Is this business priority just ‘pie in the sky’?


I saw a fascinating discussion forum at the Independent Hotel Show at Olympia last week.

It was called ‘Smart Distribution in the Data Revolution’. It was very capably chaired by Carl Weldon of HOSPA; he challenged the panel on how to optimise revenue and build loyalty from the overwhelming tsunamis of data created by the wibbly-wobbly-web, technology and marketing.

Each member of the panel actively deprioritised the fear and pain of drowning in data with poignant lifesaving tips and guidance exemplified below.

Firstly however let me share with you my frustration and the reason for this post. I didn’t get chance to share what I believe is a really important question that evolved right at the end of the session from the discussion and brilliant points they all made, some key ones being:

  • Bringing together disparate data silos – Ally Dombey
  • Knowing who the customer is – Ally Dombey
  • OTAs to the rescue! – offloading spare occupancy – Ally Dombey
  • Never mind the big data, it’s the small data that is crucial – Luis del Olmo
  • The essence of business is the customer – Luis del Olmo
  • Don’t focus on the data, focus on the outcomes – Tim Unwin
  • Crucial is clarity of knowing where you want the business to go – data is the servant – Michael Heyward
  • Revenue Management has to dovetail with Sales, Marketing, Ops, Front desk, Banqueting etc etc – Michael Heyward.

The question that therefore evolved which I didn’t have chance to share with the audience because Carl had to close the session promptly is this… if you really want to put the customer, guest or consumer at the heart of the business, if you really want to treat people/customers how they want to be treated (not how you think they want to be treated, whether Revenue, Sales, Marketing, Ops management) HOW DO YOU GET THE KNOWLEDGE ON THESE PEOPLE?

… amplifying further, what is the tiny data that matters, how do you find out the emotional triggers that enable you to impress, influence and motivate customers better than the competition.
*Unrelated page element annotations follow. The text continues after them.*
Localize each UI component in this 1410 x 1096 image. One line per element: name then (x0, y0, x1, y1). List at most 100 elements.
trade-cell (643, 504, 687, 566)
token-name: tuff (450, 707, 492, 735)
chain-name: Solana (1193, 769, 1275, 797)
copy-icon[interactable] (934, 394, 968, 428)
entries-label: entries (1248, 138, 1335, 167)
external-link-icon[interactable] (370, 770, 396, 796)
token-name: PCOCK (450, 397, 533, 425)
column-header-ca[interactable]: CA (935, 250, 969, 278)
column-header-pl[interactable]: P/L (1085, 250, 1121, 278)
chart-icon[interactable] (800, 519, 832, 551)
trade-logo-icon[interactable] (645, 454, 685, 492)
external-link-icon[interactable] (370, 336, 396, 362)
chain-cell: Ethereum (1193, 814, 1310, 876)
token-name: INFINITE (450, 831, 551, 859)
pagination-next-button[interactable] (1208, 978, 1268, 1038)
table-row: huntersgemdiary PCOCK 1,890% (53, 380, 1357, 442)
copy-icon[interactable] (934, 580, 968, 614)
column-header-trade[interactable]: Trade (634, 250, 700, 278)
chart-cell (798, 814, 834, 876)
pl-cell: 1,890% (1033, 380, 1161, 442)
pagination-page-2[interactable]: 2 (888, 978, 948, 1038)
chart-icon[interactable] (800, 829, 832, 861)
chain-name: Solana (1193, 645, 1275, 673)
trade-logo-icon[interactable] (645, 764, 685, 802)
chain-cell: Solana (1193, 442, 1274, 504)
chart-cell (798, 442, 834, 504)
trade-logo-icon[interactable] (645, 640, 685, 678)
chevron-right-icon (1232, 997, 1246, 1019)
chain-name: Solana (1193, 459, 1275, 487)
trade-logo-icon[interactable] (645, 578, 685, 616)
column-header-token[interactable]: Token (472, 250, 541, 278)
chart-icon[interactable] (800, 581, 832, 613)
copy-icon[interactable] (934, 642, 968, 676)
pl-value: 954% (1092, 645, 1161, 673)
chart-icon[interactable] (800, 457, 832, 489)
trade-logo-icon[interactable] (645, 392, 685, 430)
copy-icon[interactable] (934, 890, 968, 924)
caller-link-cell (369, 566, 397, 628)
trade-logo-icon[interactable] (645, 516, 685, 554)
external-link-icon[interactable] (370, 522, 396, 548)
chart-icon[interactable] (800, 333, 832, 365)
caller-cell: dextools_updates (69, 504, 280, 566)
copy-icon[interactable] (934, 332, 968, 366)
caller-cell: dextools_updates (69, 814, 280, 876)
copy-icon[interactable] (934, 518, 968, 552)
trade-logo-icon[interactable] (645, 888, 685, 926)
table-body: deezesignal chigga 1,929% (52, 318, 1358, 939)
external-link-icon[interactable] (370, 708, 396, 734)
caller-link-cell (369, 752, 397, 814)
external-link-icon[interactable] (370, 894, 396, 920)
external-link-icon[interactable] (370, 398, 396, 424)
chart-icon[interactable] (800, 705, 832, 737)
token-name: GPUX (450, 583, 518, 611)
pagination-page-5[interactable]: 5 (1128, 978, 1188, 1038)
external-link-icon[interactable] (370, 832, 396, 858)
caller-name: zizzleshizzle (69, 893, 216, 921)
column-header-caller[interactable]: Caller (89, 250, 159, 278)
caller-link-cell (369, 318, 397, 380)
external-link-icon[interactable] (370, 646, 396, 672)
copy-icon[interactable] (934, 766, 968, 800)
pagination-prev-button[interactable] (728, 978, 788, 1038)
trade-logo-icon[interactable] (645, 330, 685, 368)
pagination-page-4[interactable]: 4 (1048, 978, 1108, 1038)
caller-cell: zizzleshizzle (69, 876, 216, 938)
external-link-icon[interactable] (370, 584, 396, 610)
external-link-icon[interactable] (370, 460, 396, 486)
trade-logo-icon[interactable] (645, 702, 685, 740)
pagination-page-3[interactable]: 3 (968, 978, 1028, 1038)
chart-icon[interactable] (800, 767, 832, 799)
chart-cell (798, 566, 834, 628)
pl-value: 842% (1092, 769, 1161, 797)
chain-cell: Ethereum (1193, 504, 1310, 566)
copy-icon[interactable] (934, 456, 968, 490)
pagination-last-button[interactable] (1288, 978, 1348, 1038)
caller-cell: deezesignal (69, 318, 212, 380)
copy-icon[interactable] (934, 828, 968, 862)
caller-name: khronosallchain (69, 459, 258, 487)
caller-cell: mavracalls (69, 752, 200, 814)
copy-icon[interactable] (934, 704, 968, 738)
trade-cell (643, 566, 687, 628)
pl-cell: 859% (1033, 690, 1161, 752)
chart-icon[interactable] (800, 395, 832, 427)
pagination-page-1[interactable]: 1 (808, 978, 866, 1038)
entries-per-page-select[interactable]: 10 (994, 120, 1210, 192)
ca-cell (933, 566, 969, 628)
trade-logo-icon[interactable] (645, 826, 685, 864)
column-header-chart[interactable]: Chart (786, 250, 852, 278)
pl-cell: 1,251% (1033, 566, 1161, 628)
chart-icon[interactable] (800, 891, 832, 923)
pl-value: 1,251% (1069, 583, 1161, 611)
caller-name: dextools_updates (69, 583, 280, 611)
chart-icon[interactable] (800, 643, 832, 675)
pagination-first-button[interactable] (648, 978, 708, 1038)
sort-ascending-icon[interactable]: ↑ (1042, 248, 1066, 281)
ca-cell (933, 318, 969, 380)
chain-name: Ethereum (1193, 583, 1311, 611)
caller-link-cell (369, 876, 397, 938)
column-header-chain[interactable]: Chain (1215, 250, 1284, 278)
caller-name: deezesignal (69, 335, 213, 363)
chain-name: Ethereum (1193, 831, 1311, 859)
And be able to keep doing it.

Obviously there are some crucial strategies and techniques that do this, cerebral and technological, whatever the size of the business.

As a taster, the advice the panellists all shared suggests a process and attitude which I’ve started to describe in the signature visual.

I’d be interested in people’s thoughts, nuggets and contributions in the interests of sharing best practice, as it might be obvious to data and crm specialists but not to other business folk.

So any company that doesn’t vigorously pursue this vision can only ever pay lip service to ‘customercentricity’ (hate that word) nirvana and never really treat their customers how they want to be treated.